Parenting Perspectives: Grandma a spoiling machine

“I’m hungry,” my grandson announced as he left the park playground – not an unusual announcement from this growing 6-year-old.

“What are you hungry for?” I asked.

“Something dessert,” he said.

I advised him that the best place for that was the shop next to his mother’s store but that it was closed on Sundays.

“There’s always Dairy Queen,” he replied, adding, however, that he really wasn’t interested (stumbling over that word) in ice cream.

“What are you interested in?” I asked.

Doughnuts, he replied, taking the opportunity to lament the closure of Krispy Kreme, his favorite.

So, after some discussion, we’re off to the nearest grocery store, where we buy two glazed doughnuts – and a package of pop-flavored Jelly Bellies.

As I make the trip, I think to myself, “Would I have done this for my daughter at that age?” Probably not.

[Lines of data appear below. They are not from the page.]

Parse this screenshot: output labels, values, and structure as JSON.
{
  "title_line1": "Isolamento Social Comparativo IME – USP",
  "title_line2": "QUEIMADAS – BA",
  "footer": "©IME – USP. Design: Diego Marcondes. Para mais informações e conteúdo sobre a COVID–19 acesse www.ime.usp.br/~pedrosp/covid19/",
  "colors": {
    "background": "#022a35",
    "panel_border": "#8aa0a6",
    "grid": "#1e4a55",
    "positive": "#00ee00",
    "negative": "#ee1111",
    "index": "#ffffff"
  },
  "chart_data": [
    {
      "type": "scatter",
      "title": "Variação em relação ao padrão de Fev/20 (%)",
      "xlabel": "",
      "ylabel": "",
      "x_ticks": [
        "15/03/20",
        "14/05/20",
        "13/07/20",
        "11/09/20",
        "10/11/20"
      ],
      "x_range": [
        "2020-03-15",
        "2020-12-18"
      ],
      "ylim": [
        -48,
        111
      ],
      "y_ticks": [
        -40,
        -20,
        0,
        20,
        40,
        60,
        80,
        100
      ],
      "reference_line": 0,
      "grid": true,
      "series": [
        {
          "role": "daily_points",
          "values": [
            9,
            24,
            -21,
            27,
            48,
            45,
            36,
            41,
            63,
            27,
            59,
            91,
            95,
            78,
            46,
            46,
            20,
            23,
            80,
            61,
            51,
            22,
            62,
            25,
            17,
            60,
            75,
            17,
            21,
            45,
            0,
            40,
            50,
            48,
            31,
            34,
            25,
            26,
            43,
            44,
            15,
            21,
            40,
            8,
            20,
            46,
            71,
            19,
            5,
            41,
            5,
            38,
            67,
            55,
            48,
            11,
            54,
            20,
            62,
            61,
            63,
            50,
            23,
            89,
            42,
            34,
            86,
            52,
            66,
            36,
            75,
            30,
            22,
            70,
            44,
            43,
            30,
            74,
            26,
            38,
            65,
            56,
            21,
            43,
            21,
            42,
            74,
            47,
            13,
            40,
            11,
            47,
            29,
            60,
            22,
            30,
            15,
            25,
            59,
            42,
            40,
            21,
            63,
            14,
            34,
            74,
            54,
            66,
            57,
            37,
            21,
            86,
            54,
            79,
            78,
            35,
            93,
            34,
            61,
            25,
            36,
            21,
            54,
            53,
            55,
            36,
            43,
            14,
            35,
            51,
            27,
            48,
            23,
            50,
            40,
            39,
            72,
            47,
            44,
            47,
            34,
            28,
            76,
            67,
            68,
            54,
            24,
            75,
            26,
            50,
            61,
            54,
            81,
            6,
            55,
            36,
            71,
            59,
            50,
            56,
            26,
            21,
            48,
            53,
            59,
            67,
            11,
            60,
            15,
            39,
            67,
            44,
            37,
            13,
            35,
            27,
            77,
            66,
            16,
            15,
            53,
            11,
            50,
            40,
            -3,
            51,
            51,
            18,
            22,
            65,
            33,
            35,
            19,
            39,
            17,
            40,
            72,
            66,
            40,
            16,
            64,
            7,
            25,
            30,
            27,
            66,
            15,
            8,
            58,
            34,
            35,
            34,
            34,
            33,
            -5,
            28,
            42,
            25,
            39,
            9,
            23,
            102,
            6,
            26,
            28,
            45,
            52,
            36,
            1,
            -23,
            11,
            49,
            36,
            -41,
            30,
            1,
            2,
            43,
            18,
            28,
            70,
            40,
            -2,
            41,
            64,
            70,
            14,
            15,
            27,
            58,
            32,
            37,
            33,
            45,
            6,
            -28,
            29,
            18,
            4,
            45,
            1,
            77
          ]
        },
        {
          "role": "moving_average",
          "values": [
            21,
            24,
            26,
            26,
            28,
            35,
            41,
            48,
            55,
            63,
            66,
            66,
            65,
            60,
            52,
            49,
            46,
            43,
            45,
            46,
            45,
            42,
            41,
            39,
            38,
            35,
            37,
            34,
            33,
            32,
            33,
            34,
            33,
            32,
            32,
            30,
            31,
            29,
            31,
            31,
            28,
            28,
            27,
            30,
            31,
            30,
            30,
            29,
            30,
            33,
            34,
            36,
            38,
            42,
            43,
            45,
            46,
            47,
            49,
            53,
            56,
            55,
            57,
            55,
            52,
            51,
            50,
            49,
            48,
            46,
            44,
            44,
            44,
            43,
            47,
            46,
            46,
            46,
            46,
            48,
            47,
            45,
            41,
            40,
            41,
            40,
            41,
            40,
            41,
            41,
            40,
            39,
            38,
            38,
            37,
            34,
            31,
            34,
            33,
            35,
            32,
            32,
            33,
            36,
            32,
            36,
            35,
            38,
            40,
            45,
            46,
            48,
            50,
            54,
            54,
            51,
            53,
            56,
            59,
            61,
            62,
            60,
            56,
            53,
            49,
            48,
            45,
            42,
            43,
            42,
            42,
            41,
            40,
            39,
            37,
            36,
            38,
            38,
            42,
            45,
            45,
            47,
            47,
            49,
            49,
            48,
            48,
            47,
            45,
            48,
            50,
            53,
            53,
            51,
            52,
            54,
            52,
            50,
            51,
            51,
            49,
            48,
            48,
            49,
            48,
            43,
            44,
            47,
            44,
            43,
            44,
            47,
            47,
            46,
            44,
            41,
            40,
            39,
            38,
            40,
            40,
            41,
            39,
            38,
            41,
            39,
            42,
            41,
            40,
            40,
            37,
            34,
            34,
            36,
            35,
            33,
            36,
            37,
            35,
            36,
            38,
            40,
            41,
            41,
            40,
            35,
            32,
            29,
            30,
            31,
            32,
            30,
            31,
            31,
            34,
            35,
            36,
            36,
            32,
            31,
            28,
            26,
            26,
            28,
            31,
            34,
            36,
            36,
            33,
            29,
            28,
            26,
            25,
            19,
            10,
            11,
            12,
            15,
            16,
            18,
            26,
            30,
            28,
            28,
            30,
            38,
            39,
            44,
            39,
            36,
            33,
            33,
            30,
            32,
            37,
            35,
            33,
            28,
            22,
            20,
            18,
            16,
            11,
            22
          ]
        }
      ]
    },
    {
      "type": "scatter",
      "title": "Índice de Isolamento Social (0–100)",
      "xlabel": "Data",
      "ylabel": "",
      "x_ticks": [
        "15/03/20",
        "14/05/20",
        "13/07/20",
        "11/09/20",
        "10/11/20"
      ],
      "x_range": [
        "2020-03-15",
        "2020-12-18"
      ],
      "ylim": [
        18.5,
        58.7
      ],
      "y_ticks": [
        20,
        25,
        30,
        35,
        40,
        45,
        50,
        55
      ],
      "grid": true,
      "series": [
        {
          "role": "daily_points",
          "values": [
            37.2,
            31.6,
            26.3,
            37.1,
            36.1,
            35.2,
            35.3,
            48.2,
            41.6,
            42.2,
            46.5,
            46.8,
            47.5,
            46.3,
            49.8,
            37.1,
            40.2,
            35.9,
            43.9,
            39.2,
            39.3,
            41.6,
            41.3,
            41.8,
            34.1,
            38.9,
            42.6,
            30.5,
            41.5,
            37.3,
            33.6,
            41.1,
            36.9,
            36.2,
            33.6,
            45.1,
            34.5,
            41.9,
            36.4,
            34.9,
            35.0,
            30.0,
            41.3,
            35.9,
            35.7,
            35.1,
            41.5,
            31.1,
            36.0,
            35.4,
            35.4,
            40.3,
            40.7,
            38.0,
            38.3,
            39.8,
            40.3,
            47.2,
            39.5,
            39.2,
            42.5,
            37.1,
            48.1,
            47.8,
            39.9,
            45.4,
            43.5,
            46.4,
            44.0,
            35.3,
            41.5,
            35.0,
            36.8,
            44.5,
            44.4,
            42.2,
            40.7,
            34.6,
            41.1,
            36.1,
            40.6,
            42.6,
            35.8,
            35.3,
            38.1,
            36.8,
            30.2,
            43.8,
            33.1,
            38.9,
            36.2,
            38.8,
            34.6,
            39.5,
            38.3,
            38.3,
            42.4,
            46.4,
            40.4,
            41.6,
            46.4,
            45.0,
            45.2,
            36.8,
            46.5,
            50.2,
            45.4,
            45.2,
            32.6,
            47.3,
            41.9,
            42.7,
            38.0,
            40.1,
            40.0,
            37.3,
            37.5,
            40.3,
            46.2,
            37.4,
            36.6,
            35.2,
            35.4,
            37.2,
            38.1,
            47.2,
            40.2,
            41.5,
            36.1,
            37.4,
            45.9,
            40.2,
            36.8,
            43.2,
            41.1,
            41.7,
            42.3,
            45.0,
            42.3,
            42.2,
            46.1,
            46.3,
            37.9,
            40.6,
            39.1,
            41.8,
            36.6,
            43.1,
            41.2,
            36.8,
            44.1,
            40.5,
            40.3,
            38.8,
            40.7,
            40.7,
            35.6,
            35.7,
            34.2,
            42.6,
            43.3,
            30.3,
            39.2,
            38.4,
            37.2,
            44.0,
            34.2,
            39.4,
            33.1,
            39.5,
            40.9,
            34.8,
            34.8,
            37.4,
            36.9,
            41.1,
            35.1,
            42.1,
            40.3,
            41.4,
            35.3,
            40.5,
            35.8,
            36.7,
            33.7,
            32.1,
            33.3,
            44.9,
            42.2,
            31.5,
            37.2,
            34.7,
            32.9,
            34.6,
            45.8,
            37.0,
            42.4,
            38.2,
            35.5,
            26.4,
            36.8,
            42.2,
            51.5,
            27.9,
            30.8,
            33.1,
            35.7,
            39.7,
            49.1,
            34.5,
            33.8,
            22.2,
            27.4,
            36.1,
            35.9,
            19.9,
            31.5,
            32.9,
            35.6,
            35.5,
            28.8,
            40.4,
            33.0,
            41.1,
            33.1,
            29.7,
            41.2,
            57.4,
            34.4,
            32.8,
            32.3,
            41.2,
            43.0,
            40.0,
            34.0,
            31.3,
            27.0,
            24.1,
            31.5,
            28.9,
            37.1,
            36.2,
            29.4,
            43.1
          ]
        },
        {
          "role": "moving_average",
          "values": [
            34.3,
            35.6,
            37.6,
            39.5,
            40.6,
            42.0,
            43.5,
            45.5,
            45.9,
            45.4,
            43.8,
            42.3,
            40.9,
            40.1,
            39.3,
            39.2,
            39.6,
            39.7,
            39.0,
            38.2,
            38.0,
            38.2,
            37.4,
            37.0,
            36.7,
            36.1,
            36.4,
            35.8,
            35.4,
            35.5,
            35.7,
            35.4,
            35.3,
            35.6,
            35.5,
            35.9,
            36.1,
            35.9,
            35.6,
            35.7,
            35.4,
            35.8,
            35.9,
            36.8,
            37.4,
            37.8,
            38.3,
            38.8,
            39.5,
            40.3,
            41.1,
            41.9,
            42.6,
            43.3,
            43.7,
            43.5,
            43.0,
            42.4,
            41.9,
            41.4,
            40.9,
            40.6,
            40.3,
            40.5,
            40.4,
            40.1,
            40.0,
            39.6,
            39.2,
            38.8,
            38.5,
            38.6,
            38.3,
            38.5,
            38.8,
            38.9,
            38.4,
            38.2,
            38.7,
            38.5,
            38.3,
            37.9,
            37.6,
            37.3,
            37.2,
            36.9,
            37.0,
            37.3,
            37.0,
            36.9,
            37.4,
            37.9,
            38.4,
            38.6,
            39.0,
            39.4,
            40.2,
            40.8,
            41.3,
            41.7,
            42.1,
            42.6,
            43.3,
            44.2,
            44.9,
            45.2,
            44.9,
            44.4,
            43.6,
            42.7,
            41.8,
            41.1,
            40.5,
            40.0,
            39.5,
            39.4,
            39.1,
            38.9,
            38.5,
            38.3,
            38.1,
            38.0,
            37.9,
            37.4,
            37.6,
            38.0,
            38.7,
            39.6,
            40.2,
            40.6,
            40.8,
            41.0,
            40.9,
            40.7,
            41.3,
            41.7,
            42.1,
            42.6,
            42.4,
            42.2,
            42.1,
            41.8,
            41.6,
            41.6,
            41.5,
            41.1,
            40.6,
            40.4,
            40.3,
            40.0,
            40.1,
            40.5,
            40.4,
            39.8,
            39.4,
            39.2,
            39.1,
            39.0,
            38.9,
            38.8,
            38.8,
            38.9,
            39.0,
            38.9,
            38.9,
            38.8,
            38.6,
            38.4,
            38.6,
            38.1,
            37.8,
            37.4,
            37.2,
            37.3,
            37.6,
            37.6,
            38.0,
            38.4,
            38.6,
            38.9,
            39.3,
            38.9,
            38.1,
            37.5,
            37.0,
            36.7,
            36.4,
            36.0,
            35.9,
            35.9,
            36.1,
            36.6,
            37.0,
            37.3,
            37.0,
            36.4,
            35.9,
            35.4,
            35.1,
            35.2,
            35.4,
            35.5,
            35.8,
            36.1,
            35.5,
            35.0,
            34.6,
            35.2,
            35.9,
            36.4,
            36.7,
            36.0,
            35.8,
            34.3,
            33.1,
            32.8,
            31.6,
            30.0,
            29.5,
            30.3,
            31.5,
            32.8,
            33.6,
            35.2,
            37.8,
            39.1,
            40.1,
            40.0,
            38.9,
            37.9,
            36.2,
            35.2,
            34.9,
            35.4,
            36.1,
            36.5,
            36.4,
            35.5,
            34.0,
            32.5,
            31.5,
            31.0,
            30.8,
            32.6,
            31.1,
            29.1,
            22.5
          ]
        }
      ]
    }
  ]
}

Earlier in the day I had forked over $10 at the Minn-Kota cat show for three cat lapel pins that my grandson wanted. The wisdom of this purchase was later questioned by the boy’s mother, a not-very subtle reminder of our “need, not want” spending vow.

I did get a return on that investment though. His older brother bought one of the pins – for $1 and six Oreos – and presented it to me as a Mother’s Day gift.

I appreciated the thought but felt bad that I had broken up the set. And I later wondered about the elder grandson’s “ownership” of the cookies that allowed for their use as a medium of exchange.

The day before I had taken both boys to the Toppers car show, where I let them pick out several toy cars. My older grandson did use some of his own money for the purchase.

But even I have to admit this expense wasn’t necessary. These boys have more miniature cars between the two of them than Carter has little pills. (And if you recognize that product, you’re dating yourself.)

I can hold to the spending vow when it concerns me. Well, most of the time. But, it is not so easy to say no to “my boys.”

I even spoil my “granddog.” I bought him a treat jar with his name on it for Christmas. If only Cosmo could read.

As the saying goes: Grandma’s my name; spoiling’s my game.